Writing Homework Help

CRC Super Predator Theory and Criminals Background Analysis

 

Respond with a 200-word answer and and a 75-word response to two other students’ responses.

As one of the EJI’s main focuses, the charging and sentencing of children as adults arises several times throughout the memoir. Stevenson comments that the fear and anger in the 1980s and early 1990s that fueled mass incarceration led to black and brown children being labeled as “superpredators” by criminologists. New laws led to harsher sentencing for juvenile offenders, but by 2000 the juvenile population had increased while juvenile crime rates decreased, thereby disproving the superpredator theory. Stevenson details how constitutional challenges he brings to the Supreme Court lead to the mitigation of sentences for children serving adult sentences.

What evidence did criminologists have in 1991 to support their ‘super-predator” theory? What part did ethnicity play in this theory?

Should a criminal’s background (childhood) make a difference in his or her sentencing?

reply to Kyle: In the early 1980s and 1990s, fear and anger played a huge part in spreading the ‘super-predator’ theory about young colored children. This turned out to be untrue, as the juvenile population had increased by the 2000s, but the juvenile crime rate had decreased. Stevenson brought many constitutional challenges to the Supreme Court that ultimately lead to the mitigation of sentences for children serving adult sentences. In 1991, criminologists supported their ‘super-predator’ theory using evidence about race, targeting black and brown children as the source of this expected “violence” to come. “Sometimes expressly focusing on black and brown children, theorists suggested that America would soon be overcome by ‘elementary school youngsters who pack guns instead of lunches’ and who ‘have absolutely no respect for human life.’ Panic over the impending crime wave expected from these ‘radically impulsive, brutally remorseless’ children led nearly every state to enact legislation that increased the exposure of children to adult prosecution. Many states lowered or eliminated the minimum age for trying children as adults, leaving children as young as eight vulnerable to adult prosecution and imprisonment” (Stevenson 159). It is made very clear by Stevenson that ethnicity played a major role in this theory, which made it even more untrue than it already was. A child does not yet know the difference between right and wrong, whereas adults, like the ones who sentenced many of these colored children, do know the difference. A criminal’s background (childhood) should at least have some role in their sentencing; it would help people understand how the child got into a certain position, what influenced them to make the choices they did, and reach their ultimate verdict of if the child was in the wrong or in the right.
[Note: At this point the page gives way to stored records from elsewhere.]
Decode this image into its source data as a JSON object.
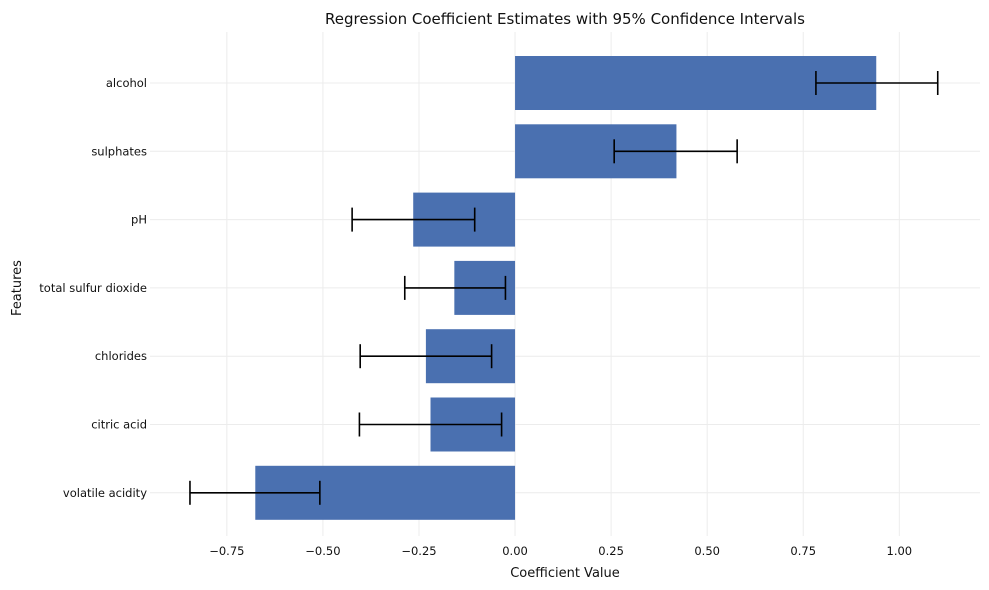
{
  "chart_data": {
    "type": "bar",
    "orientation": "horizontal",
    "title": "Regression Coefficient Estimates with 95% Confidence Intervals",
    "xlabel": "Coefficient Value",
    "ylabel": "Features",
    "xlim": [
      -0.95,
      1.21
    ],
    "x_ticks": [
      -0.75,
      -0.5,
      -0.25,
      0.0,
      0.25,
      0.5,
      0.75,
      1.0
    ],
    "x_tick_labels": [
      "−0.75",
      "−0.50",
      "−0.25",
      "0.00",
      "0.25",
      "0.50",
      "0.75",
      "1.00"
    ],
    "grid": true,
    "bar_color": "#4a70b0",
    "error_color": "#000000",
    "categories": [
      "alcohol",
      "sulphates",
      "pH",
      "total sulfur dioxide",
      "chlorides",
      "citric acid",
      "volatile acidity"
    ],
    "values": [
      0.94,
      0.42,
      -0.265,
      -0.158,
      -0.232,
      -0.22,
      -0.676
    ],
    "ci_lower": [
      0.783,
      0.258,
      -0.424,
      -0.287,
      -0.403,
      -0.405,
      -0.846
    ],
    "ci_upper": [
      1.1,
      0.578,
      -0.105,
      -0.025,
      -0.061,
      -0.035,
      -0.508
    ]
  }
}
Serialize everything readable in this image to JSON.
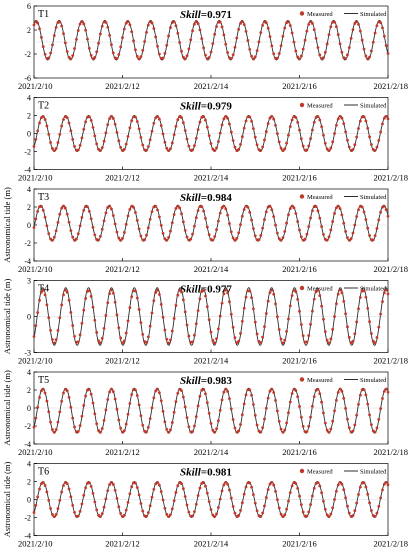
{
  "figure": {
    "x_tick_labels": [
      "2021/2/10",
      "2021/2/12",
      "2021/2/14",
      "2021/2/16",
      "2021/2/18"
    ],
    "y_axis_label": "Astronomical tide (m)",
    "legend": {
      "measured": "Measured",
      "simulated": "Simulated"
    },
    "skill_prefix": "Skill",
    "colors": {
      "measured": "#c0392b",
      "simulated": "#2d2d2d",
      "axis": "#000000"
    }
  },
  "chart_data": [
    {
      "type": "line",
      "panel_label": "T1",
      "skill_text": "=0.971",
      "skill": 0.971,
      "ylabel": "",
      "ylim": [
        -6,
        6
      ],
      "yticks": [
        "6",
        "2",
        "-2",
        "-6"
      ],
      "ytick_values": [
        6,
        2,
        -2,
        -6
      ],
      "xlim": [
        "2021/2/10",
        "2021/2/18"
      ],
      "legend_position": "top-right",
      "series": [
        {
          "name": "Measured",
          "style": "points",
          "mean": 0.3,
          "amplitude": 3.1,
          "period_days": 0.517,
          "phase_days": 0.05
        },
        {
          "name": "Simulated",
          "style": "line",
          "mean": 0.3,
          "amplitude": 3.3,
          "period_days": 0.517,
          "phase_days": 0.05
        }
      ]
    },
    {
      "type": "line",
      "panel_label": "T2",
      "skill_text": "=0.979",
      "skill": 0.979,
      "ylabel": "",
      "ylim": [
        -4,
        4
      ],
      "yticks": [
        "4",
        "2",
        "0",
        "-2",
        "-4"
      ],
      "ytick_values": [
        4,
        2,
        0,
        -2,
        -4
      ],
      "xlim": [
        "2021/2/10",
        "2021/2/18"
      ],
      "legend_position": "top-right",
      "series": [
        {
          "name": "Measured",
          "style": "points",
          "mean": 0.0,
          "amplitude": 1.9,
          "period_days": 0.517,
          "phase_days": 0.2
        },
        {
          "name": "Simulated",
          "style": "line",
          "mean": 0.0,
          "amplitude": 2.0,
          "period_days": 0.517,
          "phase_days": 0.2
        }
      ]
    },
    {
      "type": "line",
      "panel_label": "T3",
      "skill_text": "=0.984",
      "skill": 0.984,
      "ylabel": "Astronomical tide (m)",
      "ylim": [
        -4,
        4
      ],
      "yticks": [
        "4",
        "2",
        "0",
        "-2",
        "-4"
      ],
      "ytick_values": [
        4,
        2,
        0,
        -2,
        -4
      ],
      "xlim": [
        "2021/2/10",
        "2021/2/18"
      ],
      "legend_position": "top-right",
      "series": [
        {
          "name": "Measured",
          "style": "points",
          "mean": 0.2,
          "amplitude": 1.9,
          "period_days": 0.517,
          "phase_days": 0.15
        },
        {
          "name": "Simulated",
          "style": "line",
          "mean": 0.2,
          "amplitude": 2.0,
          "period_days": 0.517,
          "phase_days": 0.15
        }
      ]
    },
    {
      "type": "line",
      "panel_label": "T4",
      "skill_text": "=0.977",
      "skill": 0.977,
      "ylabel": "Astronomical tide (m)",
      "ylim": [
        -3,
        3
      ],
      "yticks": [
        "3",
        "0",
        "-3"
      ],
      "ytick_values": [
        3,
        0,
        -3
      ],
      "xlim": [
        "2021/2/10",
        "2021/2/18"
      ],
      "legend_position": "top-right",
      "series": [
        {
          "name": "Measured",
          "style": "points",
          "mean": 0.0,
          "amplitude": 2.2,
          "period_days": 0.517,
          "phase_days": 0.2
        },
        {
          "name": "Simulated",
          "style": "line",
          "mean": 0.0,
          "amplitude": 2.4,
          "period_days": 0.517,
          "phase_days": 0.2
        }
      ]
    },
    {
      "type": "line",
      "panel_label": "T5",
      "skill_text": "=0.983",
      "skill": 0.983,
      "ylabel": "Astronomical tide (m)",
      "ylim": [
        -4,
        4
      ],
      "yticks": [
        "4",
        "2",
        "0",
        "-2",
        "-4"
      ],
      "ytick_values": [
        4,
        2,
        0,
        -2,
        -4
      ],
      "xlim": [
        "2021/2/10",
        "2021/2/18"
      ],
      "legend_position": "top-right",
      "series": [
        {
          "name": "Measured",
          "style": "points",
          "mean": -0.3,
          "amplitude": 2.4,
          "period_days": 0.517,
          "phase_days": 0.2
        },
        {
          "name": "Simulated",
          "style": "line",
          "mean": -0.3,
          "amplitude": 2.5,
          "period_days": 0.517,
          "phase_days": 0.2
        }
      ]
    },
    {
      "type": "line",
      "panel_label": "T6",
      "skill_text": "=0.981",
      "skill": 0.981,
      "ylabel": "Astronomical tide (m)",
      "ylim": [
        -4,
        4
      ],
      "yticks": [
        "4",
        "2",
        "0",
        "-2",
        "-4"
      ],
      "ytick_values": [
        4,
        2,
        0,
        -2,
        -4
      ],
      "xlim": [
        "2021/2/10",
        "2021/2/18"
      ],
      "legend_position": "top-right",
      "series": [
        {
          "name": "Measured",
          "style": "points",
          "mean": 0.0,
          "amplitude": 1.9,
          "period_days": 0.517,
          "phase_days": 0.2
        },
        {
          "name": "Simulated",
          "style": "line",
          "mean": 0.0,
          "amplitude": 2.0,
          "period_days": 0.517,
          "phase_days": 0.2
        }
      ]
    }
  ]
}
reply to Marya: The criminologists have evidence that supports their “super-predator” theory. One piece of evidence is The “super-predator” theory suggests that some children who are guilty of committing crimes have no empathy and no respect for human life, they kill on impulse. “Super-predators” were usually children who were raised under unfortunate circumstances with a poor education and poverty. This links the theory to race, because people who were born into these poor circumstances were usually people of color. children who commit crimes have no respect for human life (Stevenson 159). Stevenson makes it very clear that ethnicity played an important role in this theory, they mainly applied the “super predator” theory to those of black and brown color as a way of discriminating against them. Black children had a higher risk of being accused of crimes by the police also to children with worse backgrounds, usually the poor with shitty family life. They should not have been sent to prison because not all children are like that, they never actually tried to do harm, they were just influenced or had bad background/mental illnesses also they were still so young and were not fully developed people. Their criminal background should make a difference in their sentencing because they are mentally ill who suffered trauma as a child. Their underdeveloped minds do not deserve to be punished for, as they have limited responsibility for their actions. They are able to change over time but are never given that chance and are forever judged by the actions they committed before being real people who have genuinely experienced anything in life.